Heightened curiosity?
Now, there was a good FBI phrase. A minute ago he’d denied being suspicious of Frank, but now he admitted to
heightened curiosity.
Huge difference, clearly.
“Whatever his father did when Frank was essentially a child really seems insignificant to this situation,” she said.
“Perhaps.”
“You disagree?”
“Let me ask you this—has Mr. Temple told you anything of what he’s been doing for the past seven years?”
“I just met him yesterday. Obviously I don’t know his life story.”
“That’s a no, then?”
“He told me he’s been a student.”
“He’s been enrolled in school for a grand total of six semesters in seven years. Those six semesters were scattered among five different schools, in five different states. He has lived in at least ten different states for short times. His highest level of employment is as a bartender, his longest stint at that five months, yet he’s paid his rent, bills, and tuition in full and on time.”
“Wonderful. So your point is that he’s a model citizen?”

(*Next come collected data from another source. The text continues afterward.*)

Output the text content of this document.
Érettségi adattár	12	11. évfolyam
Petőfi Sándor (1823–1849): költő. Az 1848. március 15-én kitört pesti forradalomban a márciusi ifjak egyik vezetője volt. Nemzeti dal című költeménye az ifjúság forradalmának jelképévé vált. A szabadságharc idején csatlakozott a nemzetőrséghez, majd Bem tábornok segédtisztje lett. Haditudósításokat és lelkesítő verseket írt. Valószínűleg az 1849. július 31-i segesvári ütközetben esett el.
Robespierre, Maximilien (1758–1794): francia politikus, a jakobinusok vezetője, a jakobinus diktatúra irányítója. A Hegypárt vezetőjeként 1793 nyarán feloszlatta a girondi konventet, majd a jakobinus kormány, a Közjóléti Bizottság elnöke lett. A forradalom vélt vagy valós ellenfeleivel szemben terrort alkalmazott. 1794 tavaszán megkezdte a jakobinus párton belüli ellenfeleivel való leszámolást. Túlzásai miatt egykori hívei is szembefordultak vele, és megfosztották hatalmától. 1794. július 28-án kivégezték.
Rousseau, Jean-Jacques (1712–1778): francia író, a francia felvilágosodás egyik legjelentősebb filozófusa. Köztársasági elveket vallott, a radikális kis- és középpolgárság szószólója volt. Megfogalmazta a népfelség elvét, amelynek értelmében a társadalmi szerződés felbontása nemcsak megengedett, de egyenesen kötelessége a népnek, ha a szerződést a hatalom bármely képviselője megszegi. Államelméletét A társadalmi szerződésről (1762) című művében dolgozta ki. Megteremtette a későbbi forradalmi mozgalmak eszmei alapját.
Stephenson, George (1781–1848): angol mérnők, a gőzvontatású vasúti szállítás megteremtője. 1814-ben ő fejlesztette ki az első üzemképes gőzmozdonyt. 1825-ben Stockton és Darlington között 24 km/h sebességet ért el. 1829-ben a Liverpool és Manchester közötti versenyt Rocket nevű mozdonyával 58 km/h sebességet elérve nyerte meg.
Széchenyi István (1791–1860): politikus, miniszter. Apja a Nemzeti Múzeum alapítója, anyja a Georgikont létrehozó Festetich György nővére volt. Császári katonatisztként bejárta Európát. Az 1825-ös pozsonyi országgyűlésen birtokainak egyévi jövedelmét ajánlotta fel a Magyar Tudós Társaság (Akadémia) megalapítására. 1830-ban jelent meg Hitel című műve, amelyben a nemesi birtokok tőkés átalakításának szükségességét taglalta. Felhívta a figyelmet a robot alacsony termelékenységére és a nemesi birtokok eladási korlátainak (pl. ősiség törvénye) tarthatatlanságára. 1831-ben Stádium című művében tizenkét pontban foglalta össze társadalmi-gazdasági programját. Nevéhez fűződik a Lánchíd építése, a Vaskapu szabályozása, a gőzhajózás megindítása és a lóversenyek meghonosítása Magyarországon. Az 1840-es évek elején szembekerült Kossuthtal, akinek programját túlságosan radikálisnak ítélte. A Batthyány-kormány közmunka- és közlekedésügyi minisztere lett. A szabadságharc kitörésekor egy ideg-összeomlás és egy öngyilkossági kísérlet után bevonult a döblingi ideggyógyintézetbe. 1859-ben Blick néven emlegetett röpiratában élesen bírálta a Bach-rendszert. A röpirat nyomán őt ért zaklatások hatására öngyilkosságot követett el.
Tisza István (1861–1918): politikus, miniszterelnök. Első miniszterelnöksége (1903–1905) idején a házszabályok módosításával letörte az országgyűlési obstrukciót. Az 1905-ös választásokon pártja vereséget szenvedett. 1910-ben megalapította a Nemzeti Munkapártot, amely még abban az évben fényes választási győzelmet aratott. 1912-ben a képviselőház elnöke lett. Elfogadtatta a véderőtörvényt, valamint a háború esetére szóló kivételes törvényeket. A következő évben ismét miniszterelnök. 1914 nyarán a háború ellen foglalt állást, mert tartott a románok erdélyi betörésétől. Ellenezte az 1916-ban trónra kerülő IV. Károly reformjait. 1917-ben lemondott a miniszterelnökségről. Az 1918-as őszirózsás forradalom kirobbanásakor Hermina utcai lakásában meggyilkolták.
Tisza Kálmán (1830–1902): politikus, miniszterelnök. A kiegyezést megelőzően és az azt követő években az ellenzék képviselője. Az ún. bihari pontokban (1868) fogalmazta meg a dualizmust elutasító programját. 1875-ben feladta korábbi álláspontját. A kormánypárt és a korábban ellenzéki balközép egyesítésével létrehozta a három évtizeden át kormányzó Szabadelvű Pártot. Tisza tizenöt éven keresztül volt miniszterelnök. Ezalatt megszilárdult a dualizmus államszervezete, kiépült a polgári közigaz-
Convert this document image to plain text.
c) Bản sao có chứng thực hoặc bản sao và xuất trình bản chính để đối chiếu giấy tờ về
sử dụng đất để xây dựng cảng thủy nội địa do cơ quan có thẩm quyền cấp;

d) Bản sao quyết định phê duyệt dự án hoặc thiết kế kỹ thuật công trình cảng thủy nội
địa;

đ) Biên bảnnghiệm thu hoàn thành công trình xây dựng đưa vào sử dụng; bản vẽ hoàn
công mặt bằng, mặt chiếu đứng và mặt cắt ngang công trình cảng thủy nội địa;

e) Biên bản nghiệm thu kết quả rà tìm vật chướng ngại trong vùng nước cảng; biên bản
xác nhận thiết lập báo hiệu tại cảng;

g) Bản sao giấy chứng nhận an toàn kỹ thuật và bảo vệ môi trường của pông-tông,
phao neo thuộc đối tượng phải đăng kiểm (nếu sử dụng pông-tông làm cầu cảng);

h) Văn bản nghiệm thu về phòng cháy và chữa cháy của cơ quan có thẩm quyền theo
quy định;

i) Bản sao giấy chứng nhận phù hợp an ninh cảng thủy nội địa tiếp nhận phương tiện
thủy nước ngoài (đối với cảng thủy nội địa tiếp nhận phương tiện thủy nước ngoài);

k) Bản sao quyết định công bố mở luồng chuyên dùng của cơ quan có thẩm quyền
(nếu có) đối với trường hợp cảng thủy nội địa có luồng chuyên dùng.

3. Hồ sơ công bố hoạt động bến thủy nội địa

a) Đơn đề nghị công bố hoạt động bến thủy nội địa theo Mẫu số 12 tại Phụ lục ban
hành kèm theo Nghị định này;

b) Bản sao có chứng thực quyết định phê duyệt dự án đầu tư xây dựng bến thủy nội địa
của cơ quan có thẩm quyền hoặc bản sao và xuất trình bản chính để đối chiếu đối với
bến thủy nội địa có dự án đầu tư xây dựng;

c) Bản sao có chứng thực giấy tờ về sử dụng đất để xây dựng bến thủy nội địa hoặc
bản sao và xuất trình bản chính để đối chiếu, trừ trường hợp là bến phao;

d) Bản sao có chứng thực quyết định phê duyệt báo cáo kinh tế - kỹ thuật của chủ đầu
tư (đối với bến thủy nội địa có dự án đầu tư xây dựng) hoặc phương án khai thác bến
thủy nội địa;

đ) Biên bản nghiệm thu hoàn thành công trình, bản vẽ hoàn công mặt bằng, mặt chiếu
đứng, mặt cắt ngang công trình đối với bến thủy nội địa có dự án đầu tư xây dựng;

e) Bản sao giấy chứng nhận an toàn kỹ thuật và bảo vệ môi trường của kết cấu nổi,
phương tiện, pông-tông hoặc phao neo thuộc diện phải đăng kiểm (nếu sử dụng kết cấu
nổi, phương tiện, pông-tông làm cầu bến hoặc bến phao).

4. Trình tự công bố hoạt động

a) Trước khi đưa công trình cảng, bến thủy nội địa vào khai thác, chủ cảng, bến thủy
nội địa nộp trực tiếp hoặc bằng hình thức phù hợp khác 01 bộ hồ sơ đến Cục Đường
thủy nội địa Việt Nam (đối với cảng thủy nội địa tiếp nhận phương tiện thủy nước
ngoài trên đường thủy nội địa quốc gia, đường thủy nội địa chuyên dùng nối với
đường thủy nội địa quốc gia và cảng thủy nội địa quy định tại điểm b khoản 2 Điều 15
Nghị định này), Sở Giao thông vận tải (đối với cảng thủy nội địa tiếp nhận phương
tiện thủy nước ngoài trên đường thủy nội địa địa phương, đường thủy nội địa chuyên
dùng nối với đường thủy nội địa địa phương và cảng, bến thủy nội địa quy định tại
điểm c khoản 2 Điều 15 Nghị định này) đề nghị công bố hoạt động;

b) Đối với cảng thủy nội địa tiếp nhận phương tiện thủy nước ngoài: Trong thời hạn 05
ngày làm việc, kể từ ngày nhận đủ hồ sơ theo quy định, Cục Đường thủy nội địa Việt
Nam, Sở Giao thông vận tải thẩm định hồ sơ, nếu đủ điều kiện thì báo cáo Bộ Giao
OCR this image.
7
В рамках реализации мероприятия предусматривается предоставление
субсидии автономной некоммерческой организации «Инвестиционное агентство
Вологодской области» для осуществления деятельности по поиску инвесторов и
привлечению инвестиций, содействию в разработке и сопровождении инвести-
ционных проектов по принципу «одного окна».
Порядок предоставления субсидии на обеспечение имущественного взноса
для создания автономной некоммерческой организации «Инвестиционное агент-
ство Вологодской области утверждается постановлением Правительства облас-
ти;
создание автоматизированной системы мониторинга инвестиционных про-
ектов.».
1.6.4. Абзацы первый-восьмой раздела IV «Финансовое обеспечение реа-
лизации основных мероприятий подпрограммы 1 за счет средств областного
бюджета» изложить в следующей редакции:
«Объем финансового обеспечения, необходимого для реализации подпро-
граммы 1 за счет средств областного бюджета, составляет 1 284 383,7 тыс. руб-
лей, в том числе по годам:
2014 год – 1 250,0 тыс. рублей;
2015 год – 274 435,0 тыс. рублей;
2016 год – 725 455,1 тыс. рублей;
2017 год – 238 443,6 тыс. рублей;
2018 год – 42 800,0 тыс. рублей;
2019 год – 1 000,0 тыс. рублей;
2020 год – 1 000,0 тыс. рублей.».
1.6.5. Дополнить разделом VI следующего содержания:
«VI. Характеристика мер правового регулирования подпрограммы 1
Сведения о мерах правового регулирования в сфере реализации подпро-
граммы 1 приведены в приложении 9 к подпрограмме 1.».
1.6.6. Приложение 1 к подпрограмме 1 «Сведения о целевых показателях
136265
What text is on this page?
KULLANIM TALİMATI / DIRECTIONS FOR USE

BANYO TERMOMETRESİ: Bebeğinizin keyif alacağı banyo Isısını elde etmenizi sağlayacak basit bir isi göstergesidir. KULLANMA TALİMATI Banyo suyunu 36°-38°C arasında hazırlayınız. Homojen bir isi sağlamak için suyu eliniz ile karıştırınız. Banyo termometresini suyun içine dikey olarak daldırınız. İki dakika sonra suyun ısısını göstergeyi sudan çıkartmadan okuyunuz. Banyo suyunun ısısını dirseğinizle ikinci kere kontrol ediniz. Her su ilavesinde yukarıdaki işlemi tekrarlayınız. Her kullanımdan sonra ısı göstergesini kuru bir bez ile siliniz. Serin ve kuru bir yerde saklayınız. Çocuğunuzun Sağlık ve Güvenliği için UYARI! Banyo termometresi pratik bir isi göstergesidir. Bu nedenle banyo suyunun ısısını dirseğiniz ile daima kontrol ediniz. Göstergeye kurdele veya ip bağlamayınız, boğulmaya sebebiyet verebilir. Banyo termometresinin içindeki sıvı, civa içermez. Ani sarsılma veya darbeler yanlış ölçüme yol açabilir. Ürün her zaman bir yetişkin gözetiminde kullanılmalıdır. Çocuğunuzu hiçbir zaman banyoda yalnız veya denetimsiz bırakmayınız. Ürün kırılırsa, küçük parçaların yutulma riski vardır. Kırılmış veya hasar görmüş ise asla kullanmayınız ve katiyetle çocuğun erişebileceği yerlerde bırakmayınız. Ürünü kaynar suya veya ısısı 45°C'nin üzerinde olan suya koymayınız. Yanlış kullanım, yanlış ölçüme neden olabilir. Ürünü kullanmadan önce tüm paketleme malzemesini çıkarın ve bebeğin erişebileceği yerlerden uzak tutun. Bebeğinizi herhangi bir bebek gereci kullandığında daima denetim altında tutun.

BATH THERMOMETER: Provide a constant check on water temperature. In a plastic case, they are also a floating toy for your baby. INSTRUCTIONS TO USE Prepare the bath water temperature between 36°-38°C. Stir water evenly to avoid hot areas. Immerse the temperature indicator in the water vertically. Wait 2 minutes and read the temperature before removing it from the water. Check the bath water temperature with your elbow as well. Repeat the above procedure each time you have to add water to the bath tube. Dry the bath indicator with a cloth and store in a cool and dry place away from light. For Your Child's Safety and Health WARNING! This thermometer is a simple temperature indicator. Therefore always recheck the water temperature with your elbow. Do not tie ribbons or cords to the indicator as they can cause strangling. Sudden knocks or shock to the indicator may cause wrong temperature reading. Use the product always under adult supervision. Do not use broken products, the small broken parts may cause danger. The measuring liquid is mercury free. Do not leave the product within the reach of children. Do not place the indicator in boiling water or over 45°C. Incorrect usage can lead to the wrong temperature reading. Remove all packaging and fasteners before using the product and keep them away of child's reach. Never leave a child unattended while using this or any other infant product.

Atkins gave her a long, unpleasant stare. Things were becoming contentious, and she knew part of her defensiveness was a product of guilt. She’d basically berated Frank as they’d driven back to town, dismissing his concerns and suspecting him of lies. Then there was Jerry, a terrible but undeniable support for Frank’s story. His concern had clearly been genuine and well founded.
“My point,” Atkins said, “is that there are many unknowns about Frank Temple the Third. He leads a nomadic lifestyle, maintains few connections to his past, and somehow generates a steady cash flow. It is a pattern, Ms. Stafford, not unlike many of the men in his father’s profession.”